In our series, the mid-area of the foot was the least commonly affected area for bone tumours. The hindfoot was the more common site of bone tumour in the report of Casadei et al.1 If we excluded cases of osteochondroma as Casedei et al did, the hindfoot becomes the more commonly affected area than forefoot in our series. Thus the pattern of tumour locations is compatible between the 2 series.

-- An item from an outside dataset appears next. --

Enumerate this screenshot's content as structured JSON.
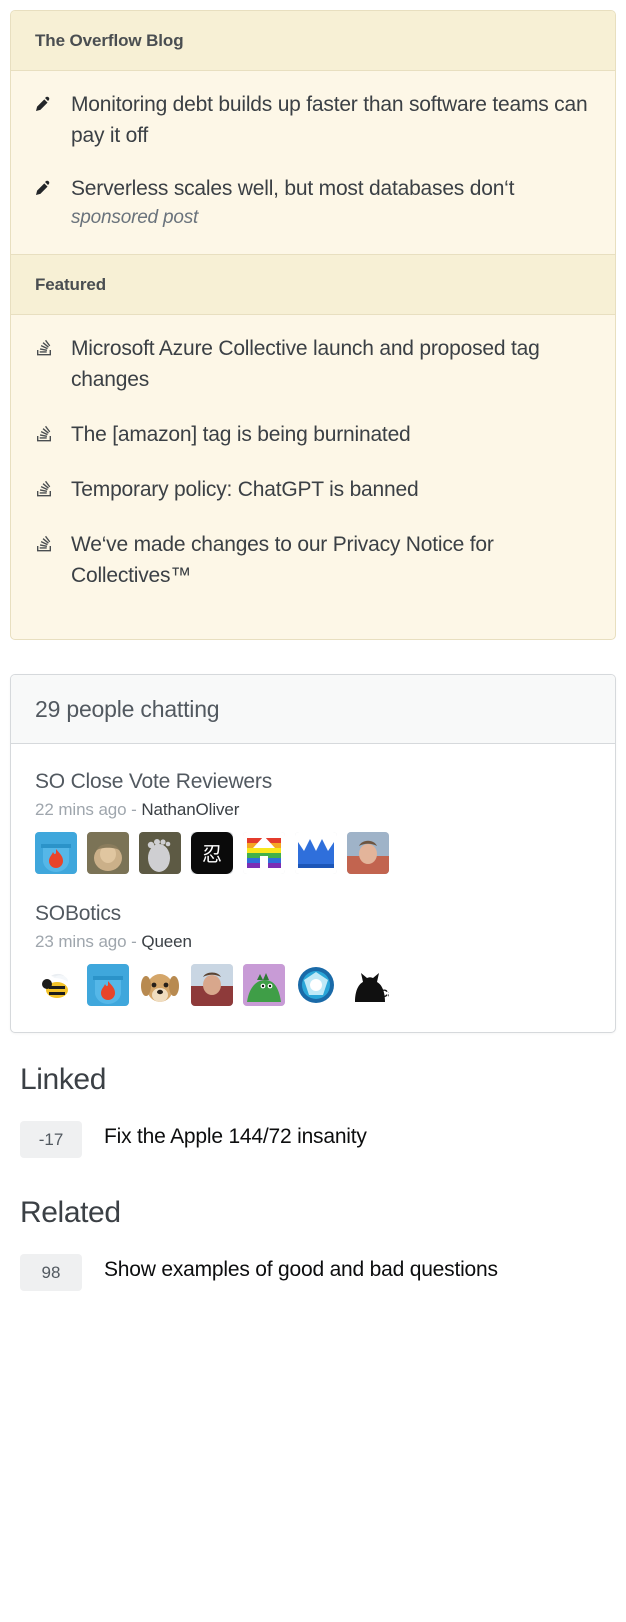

In our series and that of Kirby et al.2 females had soft tissue tumour more commonly than did males. In our series, the mid-area was more commonly affected than the other parts. Ganglia were more commonly located in the report by Kirby et al. In our institution, the glanglia were commonly treated by just aspiration. Most ganglia operated on in our institutions were atypical and located in the plantar aspect of the foot, making preoperative diagnosis very difficult.
CONCLUSION
In our series, bone tumours were more commonly located in the forefoot and hindfoot, and was soft tissue tumours in the midfoot. Most bone tumours were chondrogenic. Chondrosarcoma was very rare, the differential diagnosis from the benign counterpart was difficult, and the prognosis was poor. Management of benign tumour by marginal resection was associated with a good prognosis, whereas prognosis of soft tissue sarcomas was very poor.
ACKNOWLEDGMENT
The authors thank Dr M Nakajima for providing the photo-micrograph of the presented chondrosarcoma case in this paper.
REFERENCES
1. Casadei R, Ferraro A, Ferruzzi A, Biagini R, Ruggieri P. Bone tumors of the foot: epidemiology and diagnosis. Chir Organi Mov
2. Kirby EJ, Shereff MJ, Lewis MM. Soft-tissue tumors and tumor-like lesions of the foot. An analysis of eighty-three cases. J Bone Surg Am 1989;71:621-6.